According to https://docs.scipy.org/doc/numpy-1.15.0/user/numpy-for-matlab-users.html, the equivalent numpy expression for the MATLAB [V,D]=eig(a,b) is V,D = np.linalg.eig(a,b).
But when I try this I get the error:
TypeError: eig() takes 1 positional argument but 2 were given
I'm confused, the documentation says np.linalg.eig can take two arguments?
Curiously, when I look at the linalg documentation at https://docs.scipy.org/doc/numpy-1.15.1/reference/routines.linalg.html, under the heading 'Matrix eigenvalues' there is no mention of linalg.eig taking two arguments?
How can I get eig to take two arguments like in MATLAB?
a = diag(ones(3,1));
b = diag(2*ones(3,1));
[V,D] = eig(a,b)
Output:
V =
0.7071 0 0
0 0.7071 0
0 0 0.7071
D =
0.5000 0 0
0 0.5000 0
0 0 0.5000
import numpy as np
a = np.diag(np.ones(3))
b = np.diag(2*np.ones(3))
V,D = np.linalg.eig(a,b)
Error:
TypeError: eig() takes 1 positional argument but 2 were given
As you saw in the docs of numpy.linalg.eig, it only accepts a single array argument and correspondingly it doesn't compute generalized eigenvalue problems.
Fortunately we have scipy.linalg.eig:
scipy.linalg.eig(a, b=None, left=False, right=True, overwrite_a=False, overwrite_b=False, check_finite=True, homogeneous_eigvals=False)
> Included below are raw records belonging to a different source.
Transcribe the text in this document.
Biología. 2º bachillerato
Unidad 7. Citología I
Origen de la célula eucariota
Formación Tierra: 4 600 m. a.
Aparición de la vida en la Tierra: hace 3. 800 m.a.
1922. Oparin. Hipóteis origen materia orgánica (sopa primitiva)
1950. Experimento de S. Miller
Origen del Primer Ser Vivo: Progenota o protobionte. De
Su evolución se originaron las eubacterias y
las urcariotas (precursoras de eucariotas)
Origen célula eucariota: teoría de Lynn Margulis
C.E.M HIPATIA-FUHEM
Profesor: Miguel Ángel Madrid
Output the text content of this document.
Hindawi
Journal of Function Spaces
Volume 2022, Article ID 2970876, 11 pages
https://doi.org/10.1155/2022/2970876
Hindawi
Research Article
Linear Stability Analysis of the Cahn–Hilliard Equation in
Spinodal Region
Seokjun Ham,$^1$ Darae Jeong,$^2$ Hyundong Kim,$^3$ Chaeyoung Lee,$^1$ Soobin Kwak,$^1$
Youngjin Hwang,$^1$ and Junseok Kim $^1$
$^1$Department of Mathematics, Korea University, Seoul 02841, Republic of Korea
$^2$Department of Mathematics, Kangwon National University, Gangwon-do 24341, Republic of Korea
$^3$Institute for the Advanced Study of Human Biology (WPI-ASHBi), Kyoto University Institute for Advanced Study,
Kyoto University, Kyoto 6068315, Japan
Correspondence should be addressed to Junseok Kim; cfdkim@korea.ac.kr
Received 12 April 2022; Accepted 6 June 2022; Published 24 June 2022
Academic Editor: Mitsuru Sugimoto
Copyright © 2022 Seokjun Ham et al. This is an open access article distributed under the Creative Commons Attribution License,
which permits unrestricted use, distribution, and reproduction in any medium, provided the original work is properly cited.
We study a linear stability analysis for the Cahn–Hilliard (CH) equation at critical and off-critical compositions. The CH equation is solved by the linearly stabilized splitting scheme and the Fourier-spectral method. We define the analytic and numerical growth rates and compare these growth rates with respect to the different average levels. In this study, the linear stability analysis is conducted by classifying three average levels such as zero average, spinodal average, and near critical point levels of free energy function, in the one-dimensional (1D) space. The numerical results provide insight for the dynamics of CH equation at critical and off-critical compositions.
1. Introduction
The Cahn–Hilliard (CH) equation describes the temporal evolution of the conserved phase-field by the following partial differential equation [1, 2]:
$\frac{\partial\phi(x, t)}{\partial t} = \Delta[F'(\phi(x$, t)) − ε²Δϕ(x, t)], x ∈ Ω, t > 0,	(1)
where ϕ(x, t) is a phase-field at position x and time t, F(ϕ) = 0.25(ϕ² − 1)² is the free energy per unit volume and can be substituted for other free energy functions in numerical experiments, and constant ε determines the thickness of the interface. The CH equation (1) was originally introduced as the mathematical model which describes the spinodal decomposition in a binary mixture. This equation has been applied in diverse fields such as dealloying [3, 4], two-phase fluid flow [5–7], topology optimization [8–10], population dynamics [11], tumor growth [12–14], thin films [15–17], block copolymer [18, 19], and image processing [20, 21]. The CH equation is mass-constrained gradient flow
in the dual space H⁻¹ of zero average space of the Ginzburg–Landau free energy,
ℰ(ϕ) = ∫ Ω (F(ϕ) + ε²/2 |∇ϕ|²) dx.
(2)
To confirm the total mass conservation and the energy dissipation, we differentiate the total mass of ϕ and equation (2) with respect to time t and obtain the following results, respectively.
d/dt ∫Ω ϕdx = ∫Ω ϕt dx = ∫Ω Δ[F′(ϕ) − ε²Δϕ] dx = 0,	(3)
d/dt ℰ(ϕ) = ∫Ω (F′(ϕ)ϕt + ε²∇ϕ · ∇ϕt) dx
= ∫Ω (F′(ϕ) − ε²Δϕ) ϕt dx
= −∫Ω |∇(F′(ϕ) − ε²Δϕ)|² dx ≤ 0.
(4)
Solve an ordinary or generalized eigenvalue problem of a square matrix.
Here's your example case:
import numpy as np
import scipy.linalg
a = np.diag(np.ones(3))
b = np.diag(2*np.ones(3))
eigvals,eigvects = scipy.linalg.eig(a, b)
Now we have
>>> eigvals
array([0.5+0.j, 0.5+0.j, 0.5+0.j])
>>> eigvects
array([[1., 0., 0.],
[0., 1., 0.],
[0., 0., 1.]])
The difference in the eigenvectors might be due to a different choice in normalization for the eigenvalues. I'd check with two nontrivial matrices and see if the results correspond to one another (comparing corresponding eigenvalue-eigenvector pairs, of course).